Catastrophe losses added 9.6 points to the industry combined ratio, which AM Best estimates at 104.5 for the first six months of 2023, according to the report titled, “First Look: 6-Month 2023 US Property/Casualty Financial Results.”
A year-to-year comparison in the report shows that last year’s first-half combined ratio of 100.2, included 5.6 points attributable to catastrophe losses.
The overall combined ratios for both six-month periods included a few points of favorable prior-year loss reserve development—1.4 points this year and 1.8 points in 2022, according to breakdowns presented in the report.
AM Best analysts said the personal lines segment, specifically the homeowners line of business, was primarily responsible for the decline in underwriting results.
“Secondary perils continued to drive poor loss experience as we see in the catastrophe losses for the first half of 2023.” said Christopher Graham, senior industry research analyst, AM Best.

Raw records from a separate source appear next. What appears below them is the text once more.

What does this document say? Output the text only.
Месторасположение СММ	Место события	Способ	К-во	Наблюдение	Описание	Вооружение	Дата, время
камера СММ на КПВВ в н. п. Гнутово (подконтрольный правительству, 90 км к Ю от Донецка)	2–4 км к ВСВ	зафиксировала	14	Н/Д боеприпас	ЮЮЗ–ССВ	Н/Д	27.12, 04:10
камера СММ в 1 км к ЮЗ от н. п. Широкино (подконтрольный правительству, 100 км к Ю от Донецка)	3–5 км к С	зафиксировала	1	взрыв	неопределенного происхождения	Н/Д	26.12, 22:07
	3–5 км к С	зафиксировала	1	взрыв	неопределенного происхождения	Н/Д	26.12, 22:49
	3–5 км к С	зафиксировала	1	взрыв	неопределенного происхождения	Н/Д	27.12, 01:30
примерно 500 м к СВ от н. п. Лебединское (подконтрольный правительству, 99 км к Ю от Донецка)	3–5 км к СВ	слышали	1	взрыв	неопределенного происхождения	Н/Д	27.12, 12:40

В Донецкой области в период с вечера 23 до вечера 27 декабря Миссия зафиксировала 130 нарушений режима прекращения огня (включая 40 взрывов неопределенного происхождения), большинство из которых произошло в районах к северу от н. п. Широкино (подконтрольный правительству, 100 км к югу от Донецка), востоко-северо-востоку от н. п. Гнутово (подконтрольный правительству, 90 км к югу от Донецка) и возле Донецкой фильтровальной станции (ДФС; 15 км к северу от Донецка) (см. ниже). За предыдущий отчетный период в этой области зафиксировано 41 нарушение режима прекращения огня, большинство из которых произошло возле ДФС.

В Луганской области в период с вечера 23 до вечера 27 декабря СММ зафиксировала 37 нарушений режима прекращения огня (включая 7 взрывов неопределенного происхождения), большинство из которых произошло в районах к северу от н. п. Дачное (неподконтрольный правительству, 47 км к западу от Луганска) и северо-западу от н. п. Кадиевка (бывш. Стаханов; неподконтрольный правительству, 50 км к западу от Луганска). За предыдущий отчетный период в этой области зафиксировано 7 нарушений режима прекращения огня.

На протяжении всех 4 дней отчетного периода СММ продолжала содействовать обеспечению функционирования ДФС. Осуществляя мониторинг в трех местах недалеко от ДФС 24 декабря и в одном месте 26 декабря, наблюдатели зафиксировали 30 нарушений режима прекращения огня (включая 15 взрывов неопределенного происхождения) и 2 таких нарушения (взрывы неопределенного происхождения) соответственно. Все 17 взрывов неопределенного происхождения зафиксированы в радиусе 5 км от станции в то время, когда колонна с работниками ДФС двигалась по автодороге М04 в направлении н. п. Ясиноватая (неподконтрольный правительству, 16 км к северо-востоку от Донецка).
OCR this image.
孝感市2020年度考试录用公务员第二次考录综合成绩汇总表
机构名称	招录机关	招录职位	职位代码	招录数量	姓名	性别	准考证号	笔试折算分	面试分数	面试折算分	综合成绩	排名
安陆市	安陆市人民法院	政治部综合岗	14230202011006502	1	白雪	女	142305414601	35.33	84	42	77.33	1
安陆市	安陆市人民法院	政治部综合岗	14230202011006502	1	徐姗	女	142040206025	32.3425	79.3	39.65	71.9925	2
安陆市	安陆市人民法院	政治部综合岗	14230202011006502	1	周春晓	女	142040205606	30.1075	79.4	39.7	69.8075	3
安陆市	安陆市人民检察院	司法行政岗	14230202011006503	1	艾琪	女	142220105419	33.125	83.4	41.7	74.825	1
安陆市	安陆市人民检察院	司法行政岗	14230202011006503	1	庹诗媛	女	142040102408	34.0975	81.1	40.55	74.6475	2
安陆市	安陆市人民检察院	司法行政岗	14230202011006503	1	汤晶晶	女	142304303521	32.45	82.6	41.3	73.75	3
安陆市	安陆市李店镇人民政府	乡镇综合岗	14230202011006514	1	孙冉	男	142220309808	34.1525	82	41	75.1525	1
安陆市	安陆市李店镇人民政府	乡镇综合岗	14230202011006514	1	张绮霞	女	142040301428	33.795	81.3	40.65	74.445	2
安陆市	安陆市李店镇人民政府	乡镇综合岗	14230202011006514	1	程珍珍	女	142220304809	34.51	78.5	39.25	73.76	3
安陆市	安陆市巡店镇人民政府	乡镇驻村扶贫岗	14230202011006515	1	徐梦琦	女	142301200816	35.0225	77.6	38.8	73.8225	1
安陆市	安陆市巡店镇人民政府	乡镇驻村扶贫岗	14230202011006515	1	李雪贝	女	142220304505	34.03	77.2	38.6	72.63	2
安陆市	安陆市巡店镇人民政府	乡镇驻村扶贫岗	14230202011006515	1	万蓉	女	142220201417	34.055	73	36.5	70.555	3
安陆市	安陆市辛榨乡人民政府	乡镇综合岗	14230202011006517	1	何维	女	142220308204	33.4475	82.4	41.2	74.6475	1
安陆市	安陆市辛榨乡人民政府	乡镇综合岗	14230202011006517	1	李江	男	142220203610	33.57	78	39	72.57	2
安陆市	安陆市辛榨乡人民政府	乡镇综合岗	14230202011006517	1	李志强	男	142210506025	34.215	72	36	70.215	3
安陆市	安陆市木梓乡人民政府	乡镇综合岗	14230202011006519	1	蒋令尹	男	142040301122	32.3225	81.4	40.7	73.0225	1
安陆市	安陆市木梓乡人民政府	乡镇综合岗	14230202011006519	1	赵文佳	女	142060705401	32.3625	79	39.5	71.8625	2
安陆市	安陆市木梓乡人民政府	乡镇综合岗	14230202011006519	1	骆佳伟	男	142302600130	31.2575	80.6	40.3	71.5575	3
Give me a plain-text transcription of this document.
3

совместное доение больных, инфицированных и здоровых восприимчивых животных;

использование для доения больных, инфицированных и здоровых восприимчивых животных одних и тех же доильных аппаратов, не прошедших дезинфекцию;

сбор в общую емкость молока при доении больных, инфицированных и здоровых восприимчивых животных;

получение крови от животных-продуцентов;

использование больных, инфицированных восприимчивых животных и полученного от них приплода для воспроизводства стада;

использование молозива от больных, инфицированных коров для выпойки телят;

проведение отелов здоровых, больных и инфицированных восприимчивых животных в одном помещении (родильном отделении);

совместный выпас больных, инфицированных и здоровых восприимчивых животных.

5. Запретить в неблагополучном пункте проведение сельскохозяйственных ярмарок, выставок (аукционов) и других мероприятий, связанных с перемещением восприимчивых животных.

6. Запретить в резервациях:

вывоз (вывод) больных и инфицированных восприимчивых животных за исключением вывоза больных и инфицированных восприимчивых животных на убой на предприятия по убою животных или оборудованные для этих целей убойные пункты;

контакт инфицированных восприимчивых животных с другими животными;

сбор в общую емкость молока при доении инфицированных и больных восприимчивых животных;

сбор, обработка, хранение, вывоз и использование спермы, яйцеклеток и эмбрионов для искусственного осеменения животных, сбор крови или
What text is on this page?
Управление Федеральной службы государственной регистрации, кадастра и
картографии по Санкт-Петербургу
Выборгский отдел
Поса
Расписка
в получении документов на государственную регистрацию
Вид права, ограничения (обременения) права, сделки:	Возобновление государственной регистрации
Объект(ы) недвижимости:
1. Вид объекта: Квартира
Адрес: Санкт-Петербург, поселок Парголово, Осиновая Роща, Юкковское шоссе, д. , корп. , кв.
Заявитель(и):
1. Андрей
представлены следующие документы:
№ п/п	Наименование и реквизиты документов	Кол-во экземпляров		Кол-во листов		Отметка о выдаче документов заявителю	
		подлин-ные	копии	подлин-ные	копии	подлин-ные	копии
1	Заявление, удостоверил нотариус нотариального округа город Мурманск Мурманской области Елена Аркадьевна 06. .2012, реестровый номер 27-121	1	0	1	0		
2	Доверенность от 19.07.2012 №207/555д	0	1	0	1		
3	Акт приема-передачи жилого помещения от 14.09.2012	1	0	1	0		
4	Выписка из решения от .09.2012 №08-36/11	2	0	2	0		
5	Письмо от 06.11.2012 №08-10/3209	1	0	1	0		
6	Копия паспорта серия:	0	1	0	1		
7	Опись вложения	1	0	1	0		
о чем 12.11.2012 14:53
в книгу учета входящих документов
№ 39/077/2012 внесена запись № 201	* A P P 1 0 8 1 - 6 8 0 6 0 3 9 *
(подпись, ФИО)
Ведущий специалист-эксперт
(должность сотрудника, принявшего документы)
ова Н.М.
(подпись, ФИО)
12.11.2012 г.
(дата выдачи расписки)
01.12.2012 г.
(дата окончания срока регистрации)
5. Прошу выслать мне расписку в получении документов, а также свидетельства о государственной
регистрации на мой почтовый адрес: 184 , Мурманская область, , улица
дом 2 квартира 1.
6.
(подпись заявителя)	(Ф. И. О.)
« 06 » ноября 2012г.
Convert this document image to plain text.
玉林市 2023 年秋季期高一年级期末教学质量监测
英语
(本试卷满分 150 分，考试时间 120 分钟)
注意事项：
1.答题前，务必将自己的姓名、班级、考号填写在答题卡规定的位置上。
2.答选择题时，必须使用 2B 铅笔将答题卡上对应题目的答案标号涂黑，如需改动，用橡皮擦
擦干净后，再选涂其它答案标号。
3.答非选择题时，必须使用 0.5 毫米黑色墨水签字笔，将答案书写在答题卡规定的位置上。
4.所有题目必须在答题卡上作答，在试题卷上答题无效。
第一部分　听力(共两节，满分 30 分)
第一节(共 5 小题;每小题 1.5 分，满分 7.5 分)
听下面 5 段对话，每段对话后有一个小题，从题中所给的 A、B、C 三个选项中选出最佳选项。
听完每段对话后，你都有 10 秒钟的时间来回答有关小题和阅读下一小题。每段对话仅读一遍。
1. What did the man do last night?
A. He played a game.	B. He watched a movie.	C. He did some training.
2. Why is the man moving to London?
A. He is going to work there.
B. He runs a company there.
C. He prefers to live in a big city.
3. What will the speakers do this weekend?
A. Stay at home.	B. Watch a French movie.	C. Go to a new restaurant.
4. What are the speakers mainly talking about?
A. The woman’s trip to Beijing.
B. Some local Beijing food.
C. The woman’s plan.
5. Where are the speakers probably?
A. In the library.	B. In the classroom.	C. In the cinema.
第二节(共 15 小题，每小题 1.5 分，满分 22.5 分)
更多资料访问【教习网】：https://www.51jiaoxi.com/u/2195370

The $24.5 billion underwriting loss in the first half of 2023 compares with $6.6 billion for the same prior year period, underscoring “the ongoing headwinds such as rising loss costs, above average catastrophe activity, and adverse trends in personal auto, that U.S. P/C insurers face,” AM Best said.
During the period, net investment income declined 8%. Together the higher underwriting loss and lower investment income results drove pre-tax operating income down 69.5% to $9.4 billion, in the first half of 2023, according to the report.
A 40.7% drop in realized capital gains pushed net income down 71.9% to $8.8 billion, according to AM Best’s preliminary figures.
Still the U.S. P/C industry’s surplus increased 6.7% from year-end of 2022, with unrealized capital gains helping to push total surplus up over $1 trillion—to $1.05 trillion.
The report also show direct premiums by line of business for 2023 and five prior six-month periods. Net of reinsurance, overall premiums for the U.S. P/C industry grew 9.7%, the report shows.
The preliminary results set forth in the AM Best report are based on data from companies whose six-month 2023 interim period statutory statements were received as of Aug. 30, 2023. These companies account for an estimated 98% of total industry net premiums written and 98 percent of policyholder surplus.